Diffusion models generate complex data by estimating the score (gradient of log-density) across noise levels, but the connection between the learned neural score and the true data score has been unclear.
Inspired by “far field” approximation in physics, we show that both analytically and empirically, for moderate-to-high noise, the learned score function is dominated by its linear component, reflecting a Gaussian approximation of data. This Gaussian score structure allows us to integrate the probability flow ODE in close-form, which yields analytical understanding of the diffusion sampling. Based on the power-law image statistics, this theory explains the fact that coarse aspects (e.g. layouts) were specified first in sampling dynamics; low dimensionality of diffusion sampling trajectory and their perturbation sensitivity. Practically, this solution allows us to skip the first 15–30% of sampling steps with analytical teleportation, accelerating solvers (e.g., DPM-Solver-v3, UniPC) without loss of image quality (FID 1.93 on CIFAR-10).
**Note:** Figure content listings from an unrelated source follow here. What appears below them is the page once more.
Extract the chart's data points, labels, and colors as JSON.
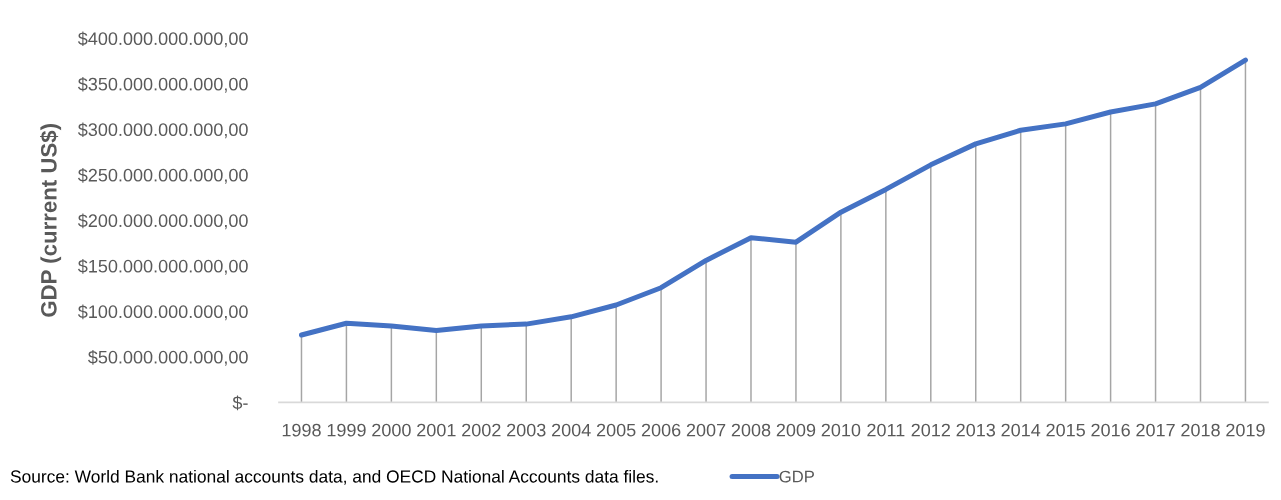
{
  "chart_data": {
    "type": "line",
    "ylabel": "GDP (current US$)",
    "categories": [
      "1998",
      "1999",
      "2000",
      "2001",
      "2002",
      "2003",
      "2004",
      "2005",
      "2006",
      "2007",
      "2008",
      "2009",
      "2010",
      "2011",
      "2012",
      "2013",
      "2014",
      "2015",
      "2016",
      "2017",
      "2018",
      "2019"
    ],
    "series": [
      {
        "type": "bar",
        "color": "#a5a5a5",
        "values": [
          74000000000,
          87000000000,
          84000000000,
          79000000000,
          84000000000,
          86000000000,
          94000000000,
          107000000000,
          126000000000,
          156000000000,
          181000000000,
          176000000000,
          209000000000,
          234000000000,
          261000000000,
          284000000000,
          299000000000,
          306000000000,
          319000000000,
          328000000000,
          346000000000,
          376000000000
        ]
      },
      {
        "name": "GDP",
        "color": "#4472c4",
        "values": [
          74000000000,
          87000000000,
          84000000000,
          79000000000,
          84000000000,
          86000000000,
          94000000000,
          107000000000,
          126000000000,
          156000000000,
          181000000000,
          176000000000,
          209000000000,
          234000000000,
          261000000000,
          284000000000,
          299000000000,
          306000000000,
          319000000000,
          328000000000,
          346000000000,
          376000000000
        ]
      }
    ],
    "ylim": [
      0,
      400000000000
    ],
    "yticks": [
      {
        "value": 0,
        "label": "$-"
      },
      {
        "value": 50000000000,
        "label": "$50.000.000.000,00"
      },
      {
        "value": 100000000000,
        "label": "$100.000.000.000,00"
      },
      {
        "value": 150000000000,
        "label": "$150.000.000.000,00"
      },
      {
        "value": 200000000000,
        "label": "$200.000.000.000,00"
      },
      {
        "value": 250000000000,
        "label": "$250.000.000.000,00"
      },
      {
        "value": 300000000000,
        "label": "$300.000.000.000,00"
      },
      {
        "value": 350000000000,
        "label": "$350.000.000.000,00"
      },
      {
        "value": 400000000000,
        "label": "$400.000.000.000,00"
      }
    ],
    "marker": "none",
    "line_style": "solid",
    "legend": "bottom",
    "annotations": [
      "Source: World Bank national accounts data, and OECD National Accounts data files."
    ]
  }
}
Inspired by this we further studied the learning dynamics of diffusion models with linear denoisers. For linear, deep linear and linear convolutional networks, we solved the nested probability flow and gradient flow ODE, and derived the exact evolution of the learned distribution. This analysis reveals a universal inverse-variance spectral law (τ∝λ⁻¹): coarse (high-variance) modes converge much faster than fine (low-variance) detail. Weight sharing in deep linear networks uniformly rescales these rates, while local convolution fundamentally alters the spectrum of mode emergence—findings confirmed in MLP-based and convolutional U-Nets on Gaussian and natural-image data.
Our results highlight how data spectrum and network architectures interact to determine the learning and sampling dynamics of diffusion generative model.
Harvard University
Cambridge, MA